NVIDIA nvJPEG “supports decoding of single and batched images, color space conversion, multiple phase decoding, and hybrid decoding using both CPU and GPU,” the company wrote. “Applications that rely on nvJPEG for decoding deliver higher throughput and lower latency JPEG decode compared CPU-only decoding.”

Kubernetes on NVIDIA GPUs

The CVPR conference also saw NVIDIA announce the freely available Kubernetes on NVIDIA GPUs implementation, allowing developers to test and provide feedback on the tool’s ability to deploy containerized applications to multi-cloud GPU clusters and automate deployment, maintenance, scheduling and operations.

“With increasing number of AI powered applications and services and the broad availability of GPUs in public cloud, there is a need for open-source Kubernetes to be GPU-aware,” the company wrote in the announcement. “With Kubernetes on NVIDIA GPUs, software developers and DevOps engineers can build and deploy GPU-accelerated deep learning training or inference applications to heterogeneous GPU clusters at scale, seamlessly.”

TensorRT 4

The last piece of today’s deep-learning news from NVIDIA is the release of TensorRT 4, which adds new Recurrent Neural Network layers, Multilayer Perceptron, a native ONNX parser and integration with TensorFlow to the inference optimizer and runtime engine.

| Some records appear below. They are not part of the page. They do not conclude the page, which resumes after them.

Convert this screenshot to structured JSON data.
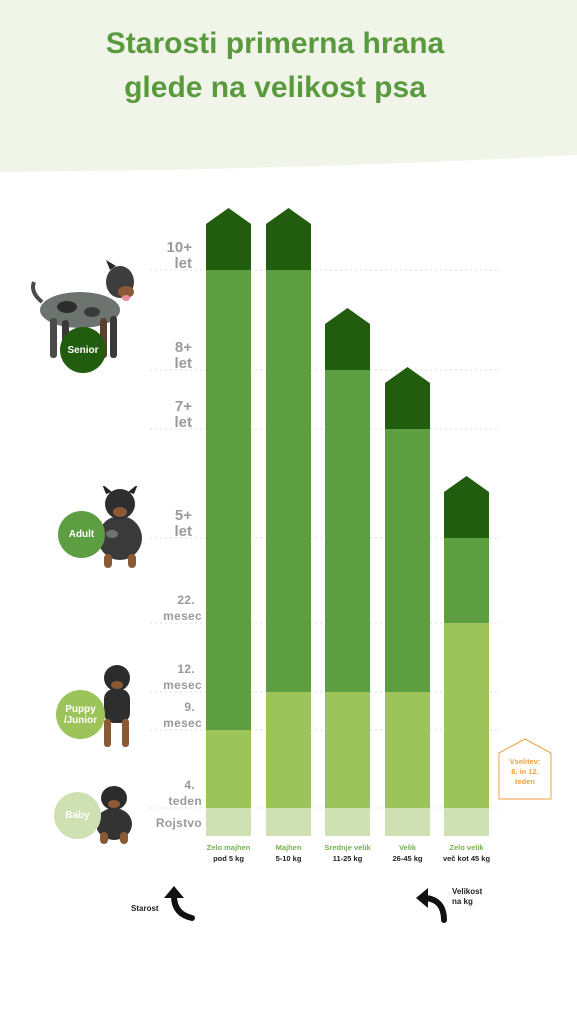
{
  "title_line1": "Starosti primerna hrana",
  "title_line2": "glede na velikost psa",
  "colors": {
    "senior": "#225c0e",
    "adult": "#5d9e42",
    "puppy": "#9dc45a",
    "baby": "#cfe0b3",
    "title": "#5a9a3e",
    "header_bg": "#f1f5e9",
    "note": "#f0a040"
  },
  "age_labels": [
    {
      "line1": "10+",
      "line2": "let"
    },
    {
      "line1": "8+",
      "line2": "let"
    },
    {
      "line1": "7+",
      "line2": "let"
    },
    {
      "line1": "5+",
      "line2": "let"
    },
    {
      "line1": "22.",
      "line2": "mesec"
    },
    {
      "line1": "12.",
      "line2": "mesec"
    },
    {
      "line1": "9.",
      "line2": "mesec"
    },
    {
      "line1": "4.",
      "line2": "teden"
    },
    {
      "line1": "Rojstvo",
      "line2": ""
    }
  ],
  "stages": {
    "senior": "Senior",
    "adult": "Adult",
    "puppy": "Puppy\n/Junior",
    "baby": "Baby"
  },
  "icons": [
    "senior-dog-photo",
    "adult-dog-photo",
    "puppy-dog-photo",
    "baby-dog-photo",
    "curved-arrow-icon"
  ],
  "chart_data": {
    "type": "bar",
    "categories": [
      {
        "name": "Zelo majhen",
        "weight": "pod 5 kg"
      },
      {
        "name": "Majhen",
        "weight": "5-10 kg"
      },
      {
        "name": "Srednje velik",
        "weight": "11-25 kg"
      },
      {
        "name": "Velik",
        "weight": "26-45 kg"
      },
      {
        "name": "Zelo velik",
        "weight": "več kot 45 kg"
      }
    ],
    "age_scale": [
      "Rojstvo",
      "4. teden",
      "9. mesec",
      "12. mesec",
      "22. mesec",
      "5+ let",
      "7+ let",
      "8+ let",
      "10+ let"
    ],
    "segments": [
      {
        "baby_end": "4. teden",
        "puppy_end": "9. mesec",
        "adult_end": "10+ let"
      },
      {
        "baby_end": "4. teden",
        "puppy_end": "12. mesec",
        "adult_end": "10+ let"
      },
      {
        "baby_end": "4. teden",
        "puppy_end": "12. mesec",
        "adult_end": "8+ let"
      },
      {
        "baby_end": "4. teden",
        "puppy_end": "12. mesec",
        "adult_end": "7+ let"
      },
      {
        "baby_end": "4. teden",
        "puppy_end": "22. mesec",
        "adult_end": "5+ let"
      }
    ]
  },
  "axis_y_name": "Starost",
  "axis_x_name": "Velikost\nna kg",
  "note": "Vselitev:\n8. in 12.\nteden"
}
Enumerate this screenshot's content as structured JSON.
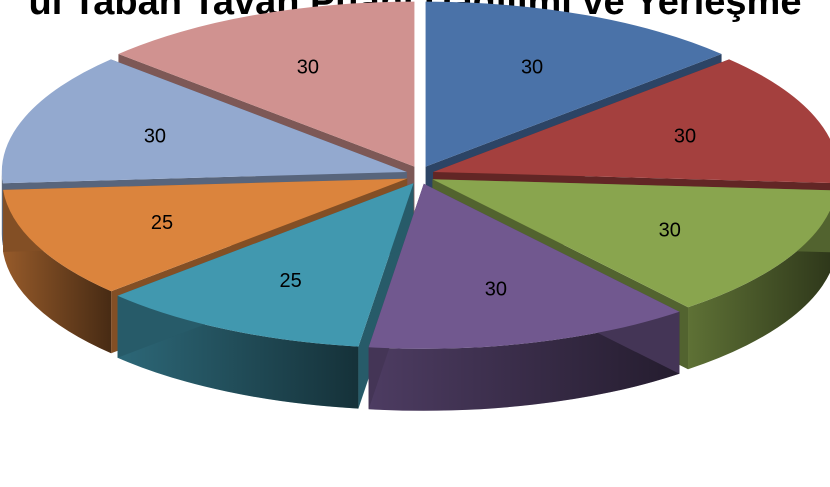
{
  "chart_data": {
    "type": "pie",
    "style": "3d-exploded",
    "title": "ul Taban Tavan Puanı Dağılımı ve Yerleşme",
    "values": [
      30,
      30,
      30,
      30,
      25,
      25,
      30,
      30
    ],
    "data_labels": [
      "30",
      "30",
      "30",
      "30",
      "25",
      "25",
      "30",
      "30"
    ],
    "colors": [
      "#4A72A8",
      "#A4403E",
      "#89A54E",
      "#71588F",
      "#4198AF",
      "#DB843D",
      "#93A9CF",
      "#D09290"
    ],
    "legend": false
  }
}
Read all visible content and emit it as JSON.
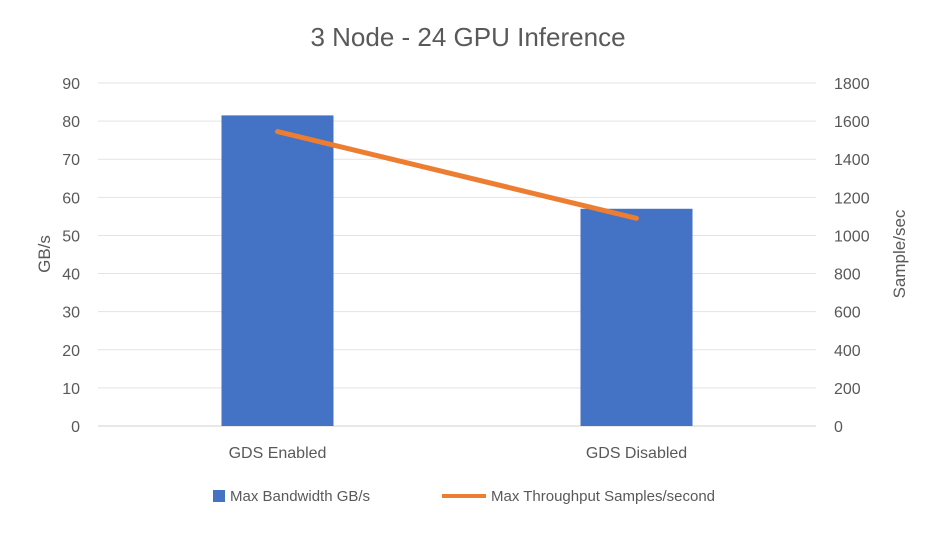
{
  "chart_data": {
    "type": "bar+line",
    "title": "3 Node - 24 GPU Inference",
    "categories": [
      "GDS Enabled",
      "GDS Disabled"
    ],
    "series": [
      {
        "name": "Max Bandwidth GB/s",
        "type": "bar",
        "axis": "left",
        "values": [
          81.5,
          57.0
        ],
        "color": "#4472C4"
      },
      {
        "name": "Max Throughput Samples/second",
        "type": "line",
        "axis": "right",
        "values": [
          1545,
          1090
        ],
        "color": "#ED7D31"
      }
    ],
    "ylabel": "GB/s",
    "y2label": "Sample/sec",
    "ylim": [
      0,
      90
    ],
    "y2lim": [
      0,
      1800
    ],
    "yticks": [
      "0",
      "10",
      "20",
      "30",
      "40",
      "50",
      "60",
      "70",
      "80",
      "90"
    ],
    "y2ticks": [
      "0",
      "200",
      "400",
      "600",
      "800",
      "1000",
      "1200",
      "1400",
      "1600",
      "1800"
    ],
    "grid": true,
    "legend": "bottom"
  }
}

“Additional features include the ability to execute custom neural network layers using FP16 precision and support for the Xavier SoC through NVIDIA DRIVE AI platforms,” Siddharth Sharma, senior technical marketing manager for accelerated computing at NVIDIA, and Chris Gottbrah, accelerated computing software product manager at NVIDIA, wrote in a developer blog. “TensorRT 4 speeds up deep learning inference applications such as neural machine translation, recommender systems,  speech and image processing applications on GPUs. We measured speedups of 45x to 190x across these application areas.”

TensorRT 4 is available to all members of the NVIDIA Registered Developer Program for free, and much more in-depth information about the update’s new features can be found in the developers’ blog post.